Она провела пальцем черту на стене. Под пылью было еще больше пыли.
— Ничего не доказывает, — сказал я. — В этом деле ничто не может служить доказательством. Если воображаешь вещь, то воображаешь, что она существует.
— Вы думаете, что сейчас спите?
— Это вопрос, не правда ли, мисс Реджис?
— Сновидения не такие; они смутные и расплывчатые по краям. Они существуют в двух измерениях.
— Я помню, как однажды размышлял о сновидениях, когда прогуливался по холму осенью недалеко от студенческого городка. Я ощущал, как хрустят сухие листья под туфлями, как притягивает тяготение мои ноги; я вдыхал запах горящих листьев, чувствовал укусы морозного осеннего воздуха и думал: «Сны не похожи на реальность. Реальность реальна. Все чувства работают, все существует в цвете я в трех измерениях». — Я сделал паузу для пущего эффекта. — Затем я проснулся. Она поежилась.
— В таком случае, ни в чем нельзя быть уверенным. Сон внутри сна, который тоже снится. Я выдумала вас — или вы выдумали меня. Мы не способны разобраться.
— Может быть, в этом какое-то послание для нас. Может быть, нам следует искать истину, которая истинна и во сне, и наяву.
— Что вы имеете в виду?
— Ну, например, ответственность, — сказал я. — Смелость. Как у вас.
— Не глупите, — но по ее голосу чувствовалось, что она довольна. Я с трудом различал ее лицо в темноте. — Что мы будем делать? Вернемся? — спросила она.

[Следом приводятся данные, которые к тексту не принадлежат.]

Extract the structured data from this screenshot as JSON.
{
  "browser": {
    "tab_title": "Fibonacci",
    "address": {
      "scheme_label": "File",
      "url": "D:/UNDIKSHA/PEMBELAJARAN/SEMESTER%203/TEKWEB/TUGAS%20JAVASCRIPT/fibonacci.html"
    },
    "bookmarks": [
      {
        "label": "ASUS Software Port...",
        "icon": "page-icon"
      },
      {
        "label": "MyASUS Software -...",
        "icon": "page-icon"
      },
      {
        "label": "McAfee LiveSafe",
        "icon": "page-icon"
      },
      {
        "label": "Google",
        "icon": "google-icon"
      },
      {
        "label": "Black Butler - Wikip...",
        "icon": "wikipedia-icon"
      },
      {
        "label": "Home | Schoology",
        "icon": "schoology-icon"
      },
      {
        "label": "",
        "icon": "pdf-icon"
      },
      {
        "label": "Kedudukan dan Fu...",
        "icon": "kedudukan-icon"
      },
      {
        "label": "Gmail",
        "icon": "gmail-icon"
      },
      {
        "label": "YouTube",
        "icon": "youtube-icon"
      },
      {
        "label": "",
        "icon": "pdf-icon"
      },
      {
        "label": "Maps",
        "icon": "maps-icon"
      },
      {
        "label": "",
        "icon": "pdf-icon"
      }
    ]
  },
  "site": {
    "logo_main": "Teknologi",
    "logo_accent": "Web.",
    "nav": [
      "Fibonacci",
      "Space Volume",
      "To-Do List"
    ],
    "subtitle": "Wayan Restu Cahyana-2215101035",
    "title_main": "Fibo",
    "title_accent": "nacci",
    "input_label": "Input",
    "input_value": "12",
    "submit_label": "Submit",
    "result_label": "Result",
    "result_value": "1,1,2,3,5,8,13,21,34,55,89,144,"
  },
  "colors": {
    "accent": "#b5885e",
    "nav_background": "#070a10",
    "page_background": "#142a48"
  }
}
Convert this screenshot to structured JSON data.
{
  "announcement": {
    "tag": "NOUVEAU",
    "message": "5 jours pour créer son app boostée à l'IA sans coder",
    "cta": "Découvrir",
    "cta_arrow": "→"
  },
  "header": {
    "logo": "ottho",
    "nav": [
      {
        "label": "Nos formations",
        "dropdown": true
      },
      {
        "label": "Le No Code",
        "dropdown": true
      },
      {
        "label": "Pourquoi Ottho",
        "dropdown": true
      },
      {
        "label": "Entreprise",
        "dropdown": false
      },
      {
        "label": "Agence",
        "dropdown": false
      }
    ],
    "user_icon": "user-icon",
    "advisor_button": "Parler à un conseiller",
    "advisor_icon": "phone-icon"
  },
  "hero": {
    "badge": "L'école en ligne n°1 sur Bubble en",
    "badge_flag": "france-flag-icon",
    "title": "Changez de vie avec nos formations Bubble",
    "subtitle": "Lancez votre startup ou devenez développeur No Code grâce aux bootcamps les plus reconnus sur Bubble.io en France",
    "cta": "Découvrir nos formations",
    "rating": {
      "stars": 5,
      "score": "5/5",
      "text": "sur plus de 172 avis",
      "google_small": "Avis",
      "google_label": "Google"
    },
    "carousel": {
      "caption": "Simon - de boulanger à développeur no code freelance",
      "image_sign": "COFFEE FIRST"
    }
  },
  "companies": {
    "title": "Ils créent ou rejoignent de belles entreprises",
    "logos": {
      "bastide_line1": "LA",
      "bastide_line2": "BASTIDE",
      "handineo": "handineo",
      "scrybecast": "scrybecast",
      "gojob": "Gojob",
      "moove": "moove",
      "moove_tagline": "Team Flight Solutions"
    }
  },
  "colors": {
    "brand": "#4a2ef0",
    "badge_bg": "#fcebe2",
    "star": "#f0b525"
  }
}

— Давайте сначала оглядимся. Кто знает, может, мы играем в жмурки и находимся лишь в дюйме от выигрыша? — я нащупывал дорогу вперед по усыпанному мусором полу, через обломки досок и обрывки бумаги и картона, спутанные мотки проволоки. Покосившаяся дверь оказалась в дальней стене. Она открылась в темный проход, не более чистый, чем большая комната.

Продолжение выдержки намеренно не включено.